The above suggests that the role of metabolism could also be contextual [65, 66]. For example, slowdowns in metabolism might promote dementia through declining rates of information processing or by impairing the resilience of the body to adverse health events, such as infections, through delayed immune responses, slower healing, and longer recovery time [66]. On the other hand, it may also slow some aging-related changes in the body and be beneficial in the long term by, for example, reducing the rate of deterioration of the cortex and white matter in the brain [65, 66].

This study has several strengths. First, it was conducted after equalizing the GD and non-GD groups across a wide range of demographic and health-related conditions. This is vital as the GD group was shown to be statistically different from the non-GD population across many health-related conditions, including AD risk-related diseases. Second, it is based on data nationally representative of the 65 + population with follow-up periods of 27 + years. This provides the study with a relatively large group of individuals with a clinical diagnosis of GD even in smaller population strata. However, the study is based on administrative claims data designed for billing purposes, not research. Therefore, valuable information, such as the results of laboratory analyses, is not available. However, the disease ascertainment algorithm used is designed to reduce the impact of tentative and mistaken diagnoses (essentially we are assuming that if the laboratory results were not consistent with a diagnosis of GD, then it would not be listed as a diagnosis on the second visit) and our estimates of the extra risk of AD onset associated with GD are highly consistent with the estimates of at least one study based on biological measurements [42].

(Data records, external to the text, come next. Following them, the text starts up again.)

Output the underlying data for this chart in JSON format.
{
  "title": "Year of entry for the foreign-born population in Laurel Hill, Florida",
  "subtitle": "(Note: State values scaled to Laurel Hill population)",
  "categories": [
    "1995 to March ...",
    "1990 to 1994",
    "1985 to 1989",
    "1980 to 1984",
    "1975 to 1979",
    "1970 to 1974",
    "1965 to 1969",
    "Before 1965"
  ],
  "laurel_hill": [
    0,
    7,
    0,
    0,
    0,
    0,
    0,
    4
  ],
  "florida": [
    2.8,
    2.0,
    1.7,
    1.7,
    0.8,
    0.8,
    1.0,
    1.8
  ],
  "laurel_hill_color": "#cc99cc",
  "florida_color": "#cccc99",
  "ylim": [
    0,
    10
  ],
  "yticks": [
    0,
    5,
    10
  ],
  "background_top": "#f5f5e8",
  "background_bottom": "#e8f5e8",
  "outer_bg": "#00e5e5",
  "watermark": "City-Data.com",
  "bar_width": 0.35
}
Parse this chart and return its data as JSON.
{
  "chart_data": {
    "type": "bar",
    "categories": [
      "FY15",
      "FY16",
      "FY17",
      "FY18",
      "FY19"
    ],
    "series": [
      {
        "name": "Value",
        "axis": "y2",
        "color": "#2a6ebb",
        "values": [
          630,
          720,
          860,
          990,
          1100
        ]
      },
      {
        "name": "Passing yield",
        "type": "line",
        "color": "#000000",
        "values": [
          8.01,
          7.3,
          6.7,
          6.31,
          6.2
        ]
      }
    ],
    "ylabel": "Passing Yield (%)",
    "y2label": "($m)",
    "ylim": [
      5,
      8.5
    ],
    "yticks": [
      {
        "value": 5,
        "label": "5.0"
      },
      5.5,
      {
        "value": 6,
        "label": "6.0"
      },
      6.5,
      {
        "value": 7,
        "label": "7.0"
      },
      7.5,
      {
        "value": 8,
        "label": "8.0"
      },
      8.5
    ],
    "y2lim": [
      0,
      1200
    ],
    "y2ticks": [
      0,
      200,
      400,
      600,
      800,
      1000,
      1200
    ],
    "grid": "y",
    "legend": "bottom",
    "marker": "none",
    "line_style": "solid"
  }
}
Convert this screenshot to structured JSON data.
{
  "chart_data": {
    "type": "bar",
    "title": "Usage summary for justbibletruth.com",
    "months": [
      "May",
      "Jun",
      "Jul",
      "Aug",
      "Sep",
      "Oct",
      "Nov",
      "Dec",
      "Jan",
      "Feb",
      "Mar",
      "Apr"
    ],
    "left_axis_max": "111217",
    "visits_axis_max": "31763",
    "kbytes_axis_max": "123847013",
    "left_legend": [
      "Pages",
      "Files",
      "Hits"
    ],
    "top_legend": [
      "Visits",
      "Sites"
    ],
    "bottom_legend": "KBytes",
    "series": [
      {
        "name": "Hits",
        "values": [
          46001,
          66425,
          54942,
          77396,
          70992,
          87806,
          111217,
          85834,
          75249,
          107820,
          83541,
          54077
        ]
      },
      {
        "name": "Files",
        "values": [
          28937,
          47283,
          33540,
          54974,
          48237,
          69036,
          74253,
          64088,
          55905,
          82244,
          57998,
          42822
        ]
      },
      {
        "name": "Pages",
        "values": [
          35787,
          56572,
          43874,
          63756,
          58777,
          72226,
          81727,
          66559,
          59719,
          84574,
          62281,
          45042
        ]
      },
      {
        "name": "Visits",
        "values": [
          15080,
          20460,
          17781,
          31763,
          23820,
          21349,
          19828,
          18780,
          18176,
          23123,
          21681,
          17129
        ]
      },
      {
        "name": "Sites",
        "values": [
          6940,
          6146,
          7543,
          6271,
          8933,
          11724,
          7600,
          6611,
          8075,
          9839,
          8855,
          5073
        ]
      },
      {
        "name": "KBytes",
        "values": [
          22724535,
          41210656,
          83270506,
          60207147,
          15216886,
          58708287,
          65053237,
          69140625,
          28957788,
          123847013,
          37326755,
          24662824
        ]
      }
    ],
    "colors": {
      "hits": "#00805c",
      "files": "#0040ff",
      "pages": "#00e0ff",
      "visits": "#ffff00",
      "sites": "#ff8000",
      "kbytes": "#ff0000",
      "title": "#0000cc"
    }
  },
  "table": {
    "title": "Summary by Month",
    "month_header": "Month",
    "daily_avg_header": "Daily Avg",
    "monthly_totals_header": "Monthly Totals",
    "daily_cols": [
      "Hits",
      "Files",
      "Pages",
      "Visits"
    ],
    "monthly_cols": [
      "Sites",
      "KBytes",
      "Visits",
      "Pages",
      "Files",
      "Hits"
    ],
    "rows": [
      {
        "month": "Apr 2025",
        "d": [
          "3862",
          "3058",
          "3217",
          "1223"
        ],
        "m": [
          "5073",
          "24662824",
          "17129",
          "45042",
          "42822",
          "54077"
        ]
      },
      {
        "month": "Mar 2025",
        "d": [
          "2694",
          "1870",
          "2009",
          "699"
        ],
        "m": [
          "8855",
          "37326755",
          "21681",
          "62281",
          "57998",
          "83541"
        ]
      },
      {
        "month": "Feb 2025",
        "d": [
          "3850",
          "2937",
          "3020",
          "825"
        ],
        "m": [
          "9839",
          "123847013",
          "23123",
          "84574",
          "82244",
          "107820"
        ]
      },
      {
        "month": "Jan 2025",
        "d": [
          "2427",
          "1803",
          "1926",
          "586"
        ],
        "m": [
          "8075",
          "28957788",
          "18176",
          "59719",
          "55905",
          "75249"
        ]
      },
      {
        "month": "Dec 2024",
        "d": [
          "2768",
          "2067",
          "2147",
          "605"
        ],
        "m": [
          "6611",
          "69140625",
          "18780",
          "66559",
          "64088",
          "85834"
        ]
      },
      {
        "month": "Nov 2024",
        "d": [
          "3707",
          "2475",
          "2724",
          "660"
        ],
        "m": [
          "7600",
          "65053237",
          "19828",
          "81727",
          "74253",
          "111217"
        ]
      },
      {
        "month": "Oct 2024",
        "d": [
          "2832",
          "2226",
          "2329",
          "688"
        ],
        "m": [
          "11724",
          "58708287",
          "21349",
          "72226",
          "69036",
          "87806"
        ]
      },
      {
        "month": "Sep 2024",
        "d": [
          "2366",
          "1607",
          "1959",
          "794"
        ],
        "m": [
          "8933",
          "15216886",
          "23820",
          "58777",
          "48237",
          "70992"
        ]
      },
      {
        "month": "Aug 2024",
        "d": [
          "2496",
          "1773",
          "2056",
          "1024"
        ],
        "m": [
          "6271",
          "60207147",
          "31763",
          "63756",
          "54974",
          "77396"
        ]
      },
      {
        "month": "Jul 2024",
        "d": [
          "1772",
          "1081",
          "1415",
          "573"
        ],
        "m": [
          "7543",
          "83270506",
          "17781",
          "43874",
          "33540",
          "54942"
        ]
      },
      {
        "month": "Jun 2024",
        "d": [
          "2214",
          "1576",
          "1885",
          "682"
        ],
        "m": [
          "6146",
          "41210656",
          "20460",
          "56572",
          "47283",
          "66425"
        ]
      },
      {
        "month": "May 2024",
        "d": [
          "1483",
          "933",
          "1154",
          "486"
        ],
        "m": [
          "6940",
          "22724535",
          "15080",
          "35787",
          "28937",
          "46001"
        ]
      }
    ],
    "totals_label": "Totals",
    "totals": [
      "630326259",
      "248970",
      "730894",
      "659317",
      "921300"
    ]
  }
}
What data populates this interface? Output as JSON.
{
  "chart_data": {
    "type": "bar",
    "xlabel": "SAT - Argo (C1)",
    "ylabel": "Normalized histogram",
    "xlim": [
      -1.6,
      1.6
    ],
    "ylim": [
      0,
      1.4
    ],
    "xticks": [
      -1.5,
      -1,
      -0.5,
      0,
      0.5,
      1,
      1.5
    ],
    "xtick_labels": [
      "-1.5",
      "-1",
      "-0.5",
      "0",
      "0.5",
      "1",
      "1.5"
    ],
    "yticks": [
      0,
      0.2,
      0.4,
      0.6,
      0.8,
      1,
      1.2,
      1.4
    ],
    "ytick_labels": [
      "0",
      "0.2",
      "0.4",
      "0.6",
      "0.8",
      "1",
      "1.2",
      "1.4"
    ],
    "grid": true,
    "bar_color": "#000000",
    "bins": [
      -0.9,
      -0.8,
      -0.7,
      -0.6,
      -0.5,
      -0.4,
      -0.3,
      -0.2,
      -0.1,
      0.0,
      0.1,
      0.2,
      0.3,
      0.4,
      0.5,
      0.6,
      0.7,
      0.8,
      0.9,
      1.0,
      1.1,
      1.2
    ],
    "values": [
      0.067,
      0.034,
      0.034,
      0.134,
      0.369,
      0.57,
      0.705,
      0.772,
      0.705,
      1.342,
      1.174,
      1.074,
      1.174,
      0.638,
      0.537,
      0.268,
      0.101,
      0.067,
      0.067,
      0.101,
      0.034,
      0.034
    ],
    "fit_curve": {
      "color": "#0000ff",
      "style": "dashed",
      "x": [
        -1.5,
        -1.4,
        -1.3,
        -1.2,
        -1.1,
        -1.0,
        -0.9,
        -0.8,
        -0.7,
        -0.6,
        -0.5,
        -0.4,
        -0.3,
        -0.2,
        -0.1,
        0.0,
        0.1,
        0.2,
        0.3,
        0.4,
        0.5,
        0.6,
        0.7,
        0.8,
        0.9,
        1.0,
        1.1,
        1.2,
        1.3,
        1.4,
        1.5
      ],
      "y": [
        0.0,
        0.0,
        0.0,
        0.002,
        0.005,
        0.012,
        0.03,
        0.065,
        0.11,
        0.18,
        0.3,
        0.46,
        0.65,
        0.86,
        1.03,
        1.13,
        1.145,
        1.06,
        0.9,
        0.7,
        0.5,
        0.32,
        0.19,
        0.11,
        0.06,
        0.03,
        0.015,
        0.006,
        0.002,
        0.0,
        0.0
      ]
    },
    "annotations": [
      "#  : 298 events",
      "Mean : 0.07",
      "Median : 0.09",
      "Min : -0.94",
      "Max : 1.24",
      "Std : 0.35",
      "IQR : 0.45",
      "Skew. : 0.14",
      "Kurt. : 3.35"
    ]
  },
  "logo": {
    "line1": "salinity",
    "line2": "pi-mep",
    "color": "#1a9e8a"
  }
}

Similarly, AD, in the context of our data, represents a clinical diagnosis of possible/probable Alzheimer’s Disease dementia, and may not reflect the exact etiology of the individual’s actual condition. AD is often mistaken for other conditions and, often co-exists with other types of dementia making its diagnosis before autopsy difficult. Even though the study is nationally representative, and the sample size reflects the true situation as capturable by this dataset, additional studies with a focus on oversampling minority groups are warranted. Finally, we were not able to differentiate between the effects of treated/controlled GD and situations where disease management is proving a challenge or of any additional risk associated with alternative types of GD treatment. This is an important avenue of future research as studies have shown that for some chronic health conditions related to AD risk, aggressive management of the risk-related disease acts to reduce the associated AD risk as well [67].

Conclusion

Although the exact biological mechanisms potentially linking the two conditions are unclear and focused studies of race/ethnicity-specific subgroups as well as the replication of these findings on datasets with available biomarkers and laboratory test results are needed, our findings support the hypothesis that there may be a strong relationship between a diagnosis of GD and a diagnosis of AD in later life.